PARCC days

covered walls(Useful knowledge on the classroom walls must be covered for PARCC testing.)
Still writing book, so I will try to keep this short.

Has the Common Core improved American education? ACT and SAT scores remain relatively stagnant. The first few years of the Core have shown no results to shout about.

Of more concern, we are now basing our state standardized tests on the Common Core. As I walked through school hallways last week, I saw many signs that said, “Quiet! PARCC testing.” We have gone into the first round of a two-round testing process that sucks up weeks of school time.

PARCC is acknowledged to be a more demanding test than its predecessors. My concern about PARCC and the Core can be seen in the grim faces of students on PARCC days. We are adding to the long list of failures that extreme testing regularly inflicts on students. I assure readers that many students are suffering during testing season.

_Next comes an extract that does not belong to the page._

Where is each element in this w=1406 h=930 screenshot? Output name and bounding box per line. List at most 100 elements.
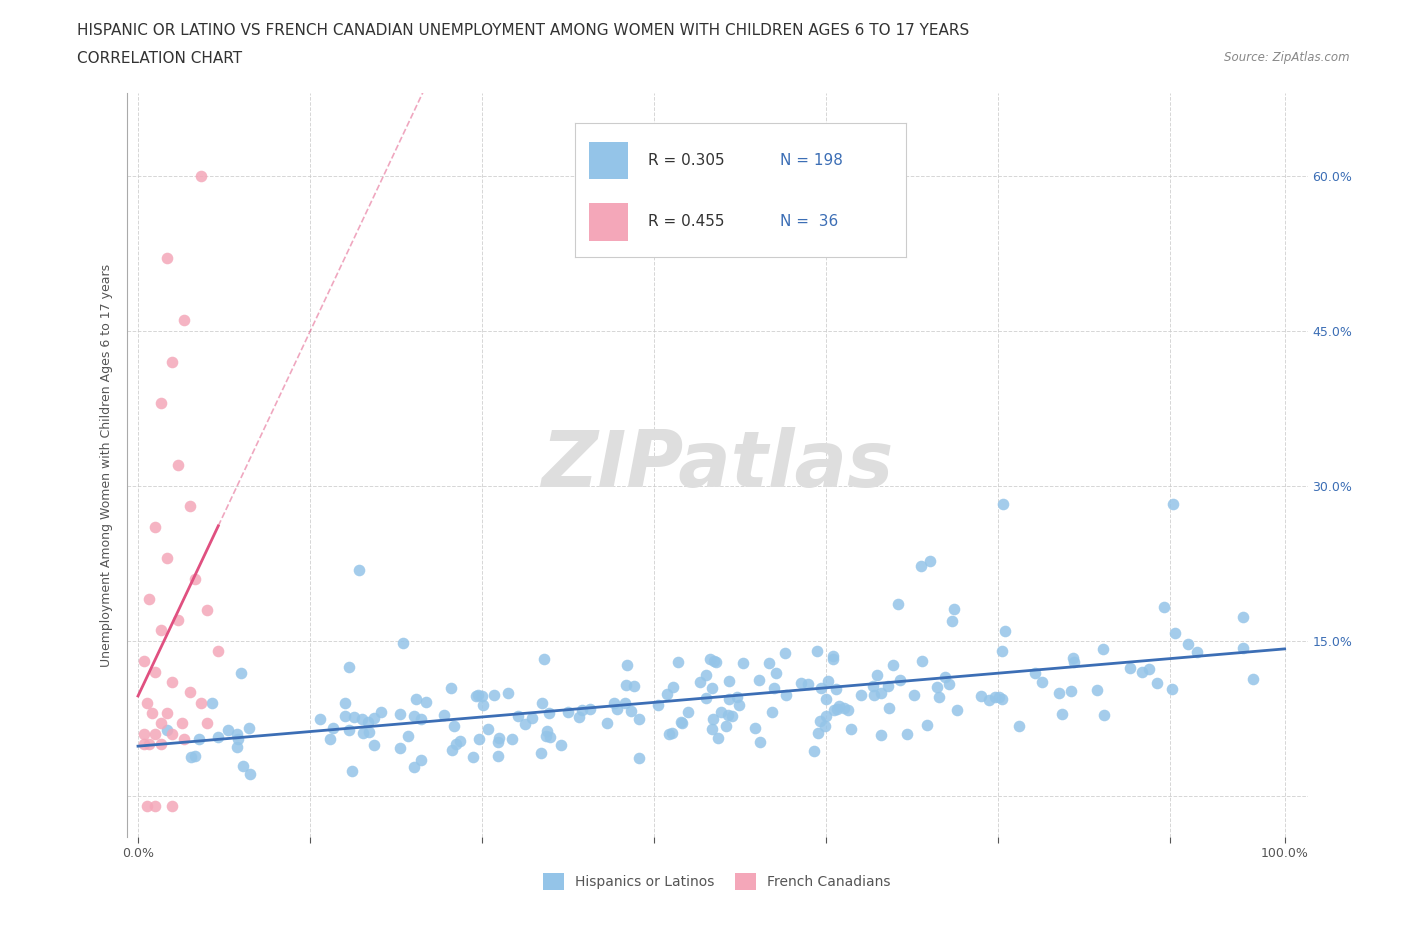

Those kids at the very bottom are not much worse off than before the Core and PARCC. If a student did not know most of the answers to the Illinois State Achievement Test, the impact of not knowing most PARCC answers will feel about the same. The world has not changed greatly for our lowest students.

The world has shifted under the kids in the middle and toward the top, however, the great majority of America’s students. Those kids in the middle may have gone from knowing many answers to knowing relatively few answers. Instead of walking out thinking that they probably did O.K., those kids will leave the testing arena with a sense of having been beaten up or even clobbered. The kids toward the top may end up feeling the same, as they take a test with a greater percentage of unknown answers.

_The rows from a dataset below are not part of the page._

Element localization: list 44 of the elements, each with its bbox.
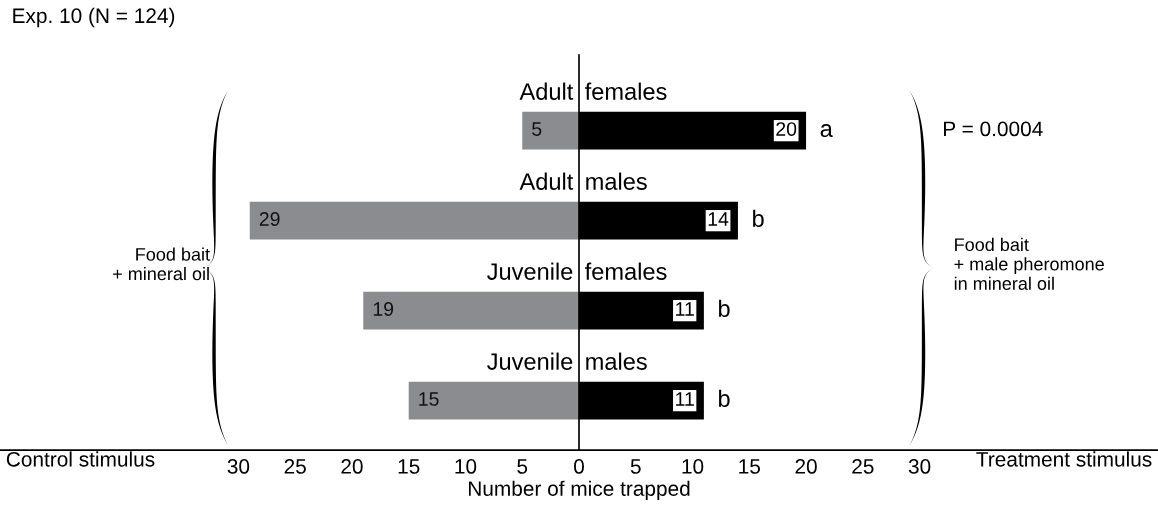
x-tick-label: 10 <box>455 459 477 474</box>
annotation: b <box>753 209 764 228</box>
x-tick-label: 0 <box>574 459 584 474</box>
x-tick-label: 15 <box>739 459 761 474</box>
data-label: 19 <box>373 302 394 316</box>
annotation: Food bait + mineral oil <box>113 247 210 281</box>
annotation: Food bait + male pheromone in mineral oil <box>954 237 1104 290</box>
text: Control stimulus <box>6 451 155 467</box>
annotation: Adult <box>519 172 574 190</box>
x-tick-label: 25 <box>852 459 874 474</box>
x-tick-label: 20 <box>341 459 363 474</box>
x-tick-label: 5 <box>630 459 641 474</box>
x-tick-label: 30 <box>908 459 931 474</box>
annotation: b <box>719 389 730 407</box>
annotation: males <box>586 172 647 190</box>
data-label: 20 <box>776 122 797 136</box>
annotation: a <box>820 124 833 138</box>
annotation: Adult <box>519 82 574 100</box>
annotation: Juvenile <box>487 352 573 370</box>
bar <box>408 381 579 420</box>
annotation: P = 0.0004 <box>944 121 1043 137</box>
bar <box>522 111 579 150</box>
x-tick-label: 20 <box>795 459 817 474</box>
x-tick-label: 10 <box>682 459 704 474</box>
x-tick-label: 25 <box>284 459 306 474</box>
x-tick-label: 30 <box>227 459 250 474</box>
annotation: Juvenile <box>487 262 573 280</box>
data-label: 11 <box>676 392 694 406</box>
annotation: females <box>585 82 667 100</box>
data-label: 11 <box>676 302 694 316</box>
data-label: 29 <box>259 212 280 226</box>
annotation: females <box>585 262 667 280</box>
x-axis-title: Number of mice trapped <box>468 480 690 501</box>
chart-title: Exp. 10 (N = 124) <box>13 7 175 28</box>
data-label: 14 <box>708 212 729 226</box>
text: Treatment stimulus <box>976 451 1152 467</box>
annotation: b <box>719 299 730 317</box>
data-label: 5 <box>532 122 542 136</box>
bar <box>249 201 579 240</box>
annotation: males <box>586 352 647 370</box>
x-tick-label: 5 <box>517 459 528 474</box>
x-tick-label: 15 <box>398 459 420 474</box>
data-label: 15 <box>419 392 439 406</box>
bar <box>363 291 579 330</box>
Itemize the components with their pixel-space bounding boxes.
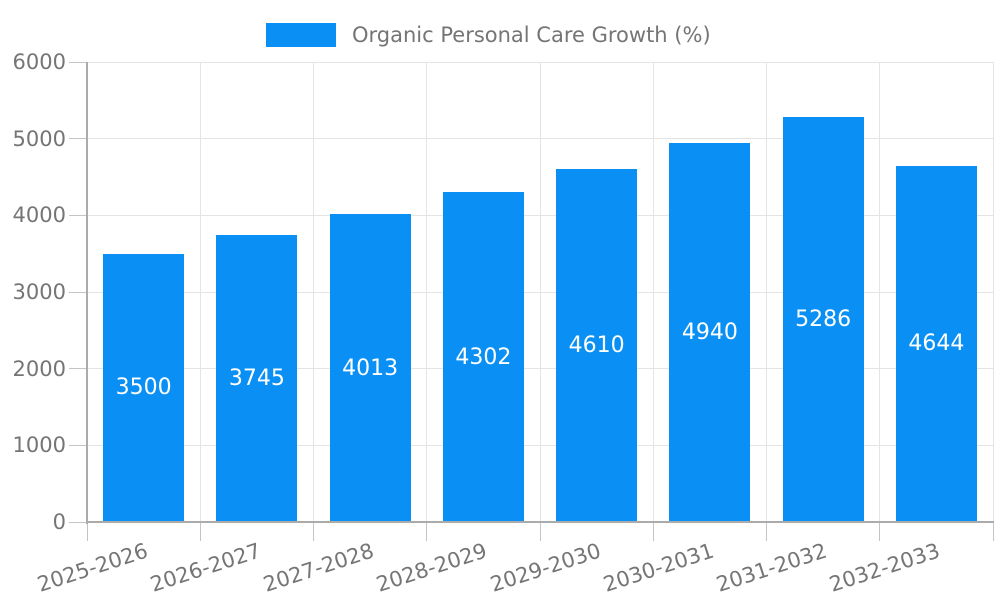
bar-value-label: 3500 [115,375,172,401]
x-tick-mark [992,523,994,541]
x-tick-label: 2028-2029 [373,538,491,597]
x-tick-label: 2030-2031 [600,538,717,597]
x-tick-mark [86,523,88,541]
y-axis-line [86,62,88,524]
gridline-v [539,62,541,522]
x-tick-mark [426,523,428,541]
bar: 4644 [895,165,977,522]
gridline-v [313,62,314,522]
x-tick-label: 2032-2033 [826,538,944,597]
y-tick-mark [69,444,87,446]
legend-swatch [266,23,336,47]
x-tick-label: 2027-2028 [260,538,377,597]
y-tick-mark [69,61,87,63]
gridline-v [766,62,767,522]
y-tick-label: 4000 [12,203,66,228]
x-tick-mark [766,523,767,541]
legend: Organic Personal Care Growth (%) [266,22,711,48]
bar-value-label: 4302 [455,344,512,370]
bar-value-label: 5286 [795,306,852,332]
y-tick-mark [69,138,87,140]
x-tick-mark [652,523,654,541]
bar: 3500 [103,253,185,522]
gridline-v [652,62,654,522]
gridline-v [199,62,201,522]
bar: 4610 [556,168,638,522]
x-axis-line [86,521,994,523]
bar: 5286 [782,116,864,522]
gridline-v [879,62,881,522]
bar-value-label: 4644 [908,331,965,357]
bar: 4013 [329,214,411,522]
bar-value-label: 3745 [228,365,285,391]
legend-label: Organic Personal Care Growth (%) [352,23,711,47]
y-tick-label: 6000 [12,50,66,74]
y-tick-mark [69,214,87,216]
x-tick-mark [313,523,314,541]
x-tick-label: 2031-2032 [713,538,830,597]
y-tick-label: 5000 [12,126,66,151]
bar-value-label: 4610 [568,332,625,358]
y-tick-label: 3000 [12,280,66,304]
x-tick-mark [199,523,201,541]
x-tick-label: 2026-2027 [147,538,264,597]
y-tick-mark [69,291,87,293]
x-tick-label: 2029-2030 [487,538,604,597]
x-tick-mark [539,523,541,541]
x-tick-mark [879,523,881,541]
gridline-v [426,62,428,522]
bar-value-label: 4940 [681,320,738,346]
gridline-v [992,62,994,522]
bar: 4940 [669,143,751,522]
x-tick-label: 2025-2026 [34,538,151,597]
y-tick-label: 1000 [12,433,66,458]
y-tick-mark [69,521,87,523]
y-tick-label: 0 [52,510,66,534]
bar: 3745 [216,234,298,522]
y-tick-mark [69,368,87,370]
bar: 4302 [442,192,524,522]
y-tick-label: 2000 [12,356,66,381]
bar-value-label: 4013 [342,355,399,381]
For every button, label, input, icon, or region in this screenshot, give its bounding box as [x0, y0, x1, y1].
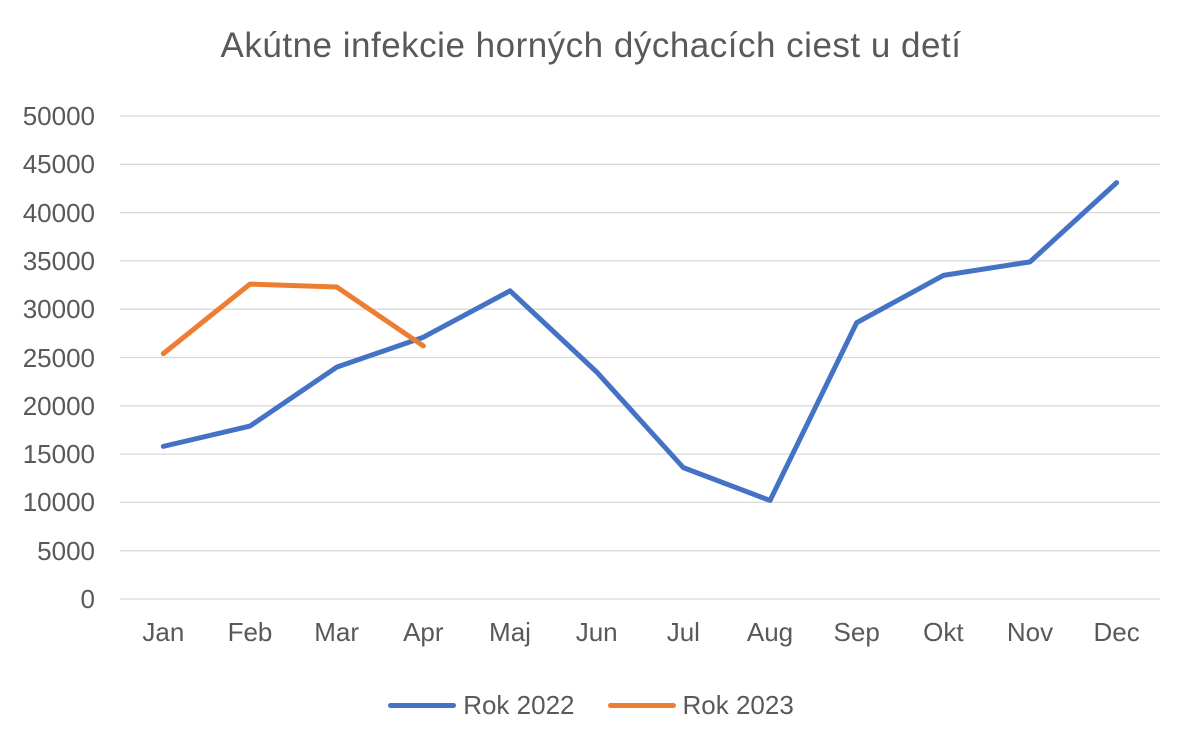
y-tick-label-40000: 40000 [22, 197, 95, 228]
x-tick-label-nov: Nov [1006, 617, 1054, 647]
y-tick-label-10000: 10000 [22, 487, 95, 518]
x-tick-label-dec: Dec [1093, 617, 1140, 647]
series-line-rok-2022 [160, 180, 1120, 503]
y-tick-label-25000: 25000 [22, 342, 95, 373]
y-tick-label-20000: 20000 [22, 390, 95, 421]
chart-title: Akútne infekcie horných dýchacích ciest … [220, 26, 962, 65]
y-tick-label-50000: 50000 [22, 101, 95, 131]
y-tick-label-5000: 5000 [37, 535, 95, 566]
x-tick-label-jul: Jul [666, 617, 700, 647]
x-tick-label-okt: Okt [923, 617, 964, 647]
legend-label-2022: Rok 2022 [463, 690, 575, 720]
x-tick-label-maj: Maj [489, 617, 531, 647]
y-tick-label-30000: 30000 [22, 294, 95, 325]
x-tick-label-mar: Mar [314, 617, 360, 647]
series-line-rok-2023 [160, 281, 426, 357]
legend-line-swatch-2022 [388, 702, 457, 708]
legend-label-2023: Rok 2023 [682, 690, 794, 720]
y-tick-label-35000: 35000 [22, 245, 95, 276]
x-tick-label-sep: Sep [833, 617, 880, 647]
y-tick-label-45000: 45000 [22, 149, 95, 180]
y-tick-label-15000: 15000 [22, 439, 95, 470]
x-tick-label-jan: Jan [142, 617, 185, 647]
x-tick-label-apr: Apr [403, 617, 444, 647]
legend-item-rok-2023: Rok 2023 [607, 690, 794, 720]
x-tick-label-aug: Aug [746, 617, 794, 647]
y-tick-label-0: 0 [80, 584, 95, 614]
x-tick-label-jun: Jun [575, 617, 618, 647]
legend-item-rok-2022: Rok 2022 [388, 690, 575, 720]
legend-line-swatch-2023 [607, 702, 676, 708]
legend: Rok 2022 Rok 2023 [0, 690, 1182, 720]
x-tick-label-feb: Feb [227, 617, 273, 647]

The kids at the very top of our academic tiers should be fine. Except for the fact that public schools are frequently boring these kids to tears (or random disciplinary infractions), our kids at the top tend to function well on test days.

The psychological costs from PARCC testing are high. Educational publications wrote about widespread expectations that test scores would fall throughout the country as students adapted to the new, harder standards. The first PARCC administration led to a fall that was almost a freefall in some schools. Given that we were unable to meet earlier, demanded test improvements after a decade of progressively harsher threats from NCLB, the brainstorm that has led government leaders and other Core proponents to believe that America will be able to meet harder standards now can only be considered mysterious. Believing in zombies might not be a much bigger leap of faith.

If our students cannot meet these standards, what will we have gained? I know what our students are losing: They are losing confidence and hope.